SXSW 2019: Qualified Review

Inspiring documentary is a testament to the sheer will and courage of driver Janet Guthrie

Only one Indianapolis 500 exists. Just one. The granddaddy of open-wheel racing – long the bastion of testosterone and male sweat. Up until 1977, no woman had ever qualified for the storied race. No woman that is, until Janet Guthrie. Produced by ESPN films and debuting at SXSW 2019, director Jenna Ricker‘s inspiring documentary Qualified is a testament to the sheer will and courage of Guthrie.

The film opens with super 8mm footage of her driving, and we find that in many respects Guthrie was lucky. Most young women are shooed away from their ambitions by social pressure and family, but she came from an academically-driven household. However, while she attended school to study engineering, she was also jumping out of planes. Literally. She’s lived on the edge since she can remember.

Nevertheless, it’s not until her purchase of a Jaguar XK120 coupe that she begins to race. And you know what? She’s pretty damn good at it. So good that she comes to the attention of Rolla Vollstedt – famed race-car builder and innovator. He tells her that he’ll invest to get her into the Indianapolis 500, and what follows in Ricker’s film is the sad, yet familiar story of gender discrimination.

There are plenty of men who – at the time – dismissed Guthrie with sexist baiting and pure ignorance. Men like Richard Petty and Cale Yarborough. The headlines written during the 1970’s, questioning her stamina or the fear of her getting herself hurt, come like high-speed crashes into wall, disabling the viewer with shaken disbelief. Posterity is a cruel bug, indeed.

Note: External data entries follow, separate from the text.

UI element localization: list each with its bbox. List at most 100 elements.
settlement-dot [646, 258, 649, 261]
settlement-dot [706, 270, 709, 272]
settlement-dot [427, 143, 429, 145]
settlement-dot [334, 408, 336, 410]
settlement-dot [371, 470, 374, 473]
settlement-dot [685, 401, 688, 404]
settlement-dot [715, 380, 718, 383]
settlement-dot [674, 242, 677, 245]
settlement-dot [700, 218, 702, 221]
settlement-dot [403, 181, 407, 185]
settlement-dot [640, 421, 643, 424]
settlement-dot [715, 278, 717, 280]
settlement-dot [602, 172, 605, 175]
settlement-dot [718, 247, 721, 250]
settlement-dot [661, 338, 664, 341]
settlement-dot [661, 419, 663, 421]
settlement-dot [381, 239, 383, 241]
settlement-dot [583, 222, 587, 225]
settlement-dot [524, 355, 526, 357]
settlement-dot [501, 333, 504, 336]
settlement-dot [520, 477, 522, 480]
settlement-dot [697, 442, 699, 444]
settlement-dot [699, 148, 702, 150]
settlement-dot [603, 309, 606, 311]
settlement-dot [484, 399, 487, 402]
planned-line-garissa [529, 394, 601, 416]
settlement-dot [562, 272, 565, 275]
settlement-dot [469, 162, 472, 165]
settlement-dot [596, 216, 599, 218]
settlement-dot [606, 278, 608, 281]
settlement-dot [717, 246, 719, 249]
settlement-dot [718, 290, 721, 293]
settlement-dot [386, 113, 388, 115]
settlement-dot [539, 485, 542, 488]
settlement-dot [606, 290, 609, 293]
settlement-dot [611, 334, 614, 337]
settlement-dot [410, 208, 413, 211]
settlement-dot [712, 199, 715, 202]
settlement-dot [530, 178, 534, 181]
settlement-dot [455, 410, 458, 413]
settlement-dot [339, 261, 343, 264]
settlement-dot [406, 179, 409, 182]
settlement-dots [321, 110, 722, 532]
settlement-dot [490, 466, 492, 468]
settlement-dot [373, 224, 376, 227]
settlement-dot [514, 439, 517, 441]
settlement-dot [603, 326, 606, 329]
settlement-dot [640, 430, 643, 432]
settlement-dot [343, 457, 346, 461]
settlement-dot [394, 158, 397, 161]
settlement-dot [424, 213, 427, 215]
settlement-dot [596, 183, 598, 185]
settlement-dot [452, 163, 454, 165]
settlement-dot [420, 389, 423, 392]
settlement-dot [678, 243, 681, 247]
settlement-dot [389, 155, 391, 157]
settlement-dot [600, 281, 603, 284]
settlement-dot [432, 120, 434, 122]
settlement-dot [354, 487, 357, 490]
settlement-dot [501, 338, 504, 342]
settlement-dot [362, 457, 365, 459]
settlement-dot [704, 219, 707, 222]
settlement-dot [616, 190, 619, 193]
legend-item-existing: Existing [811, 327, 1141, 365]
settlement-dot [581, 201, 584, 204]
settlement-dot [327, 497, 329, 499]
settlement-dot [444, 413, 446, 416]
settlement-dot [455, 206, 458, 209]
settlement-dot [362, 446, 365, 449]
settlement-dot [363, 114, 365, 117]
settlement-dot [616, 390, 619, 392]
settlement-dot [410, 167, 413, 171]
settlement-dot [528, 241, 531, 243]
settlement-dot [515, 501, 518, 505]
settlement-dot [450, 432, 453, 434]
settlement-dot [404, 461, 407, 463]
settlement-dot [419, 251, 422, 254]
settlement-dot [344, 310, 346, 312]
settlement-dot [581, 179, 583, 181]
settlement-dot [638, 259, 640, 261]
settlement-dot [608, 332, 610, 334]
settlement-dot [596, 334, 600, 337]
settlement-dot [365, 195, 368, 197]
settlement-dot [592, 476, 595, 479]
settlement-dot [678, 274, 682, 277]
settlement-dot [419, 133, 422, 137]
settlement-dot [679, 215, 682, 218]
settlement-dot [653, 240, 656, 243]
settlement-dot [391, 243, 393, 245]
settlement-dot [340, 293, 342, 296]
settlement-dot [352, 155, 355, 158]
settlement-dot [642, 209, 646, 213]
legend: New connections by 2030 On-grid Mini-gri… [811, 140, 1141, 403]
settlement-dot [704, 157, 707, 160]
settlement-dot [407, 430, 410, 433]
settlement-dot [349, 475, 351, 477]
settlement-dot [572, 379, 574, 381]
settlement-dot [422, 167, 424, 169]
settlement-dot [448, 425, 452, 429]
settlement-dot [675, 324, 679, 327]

Still, Guthrie – then and now – is utterly inspiring. She possesses astounding will and resolve. Where many would have departed, she continues on. She proves herself in NASCAR and other Indy-Car races in lesser cars and poorer equipment, managing to finish in the top 10 several times.

Her journey is immaculately traced by Ricker, who worked on OJ: Made in America and is currently filming the ESPN Chicago Bulls documentary. We ride in the passenger seat with Guthrie through her deepest trials and tribulations, believing the payoff won’t come for her or us. Not because we hope against it, but to hope would hurt too much when it’s not given.

However, when she does qualify as the first female driver in the Indianapolis 500, the elation is nearly too much to bear – as well as the hurt when her career is taken away. Indeed, the ending will leave you wanting more just as Guthrie did from her racing career. Nevertheless, you’ll also come to appreciate and applaud a woman and athlete’s performance who became an icon and made the world better one left turn at a time.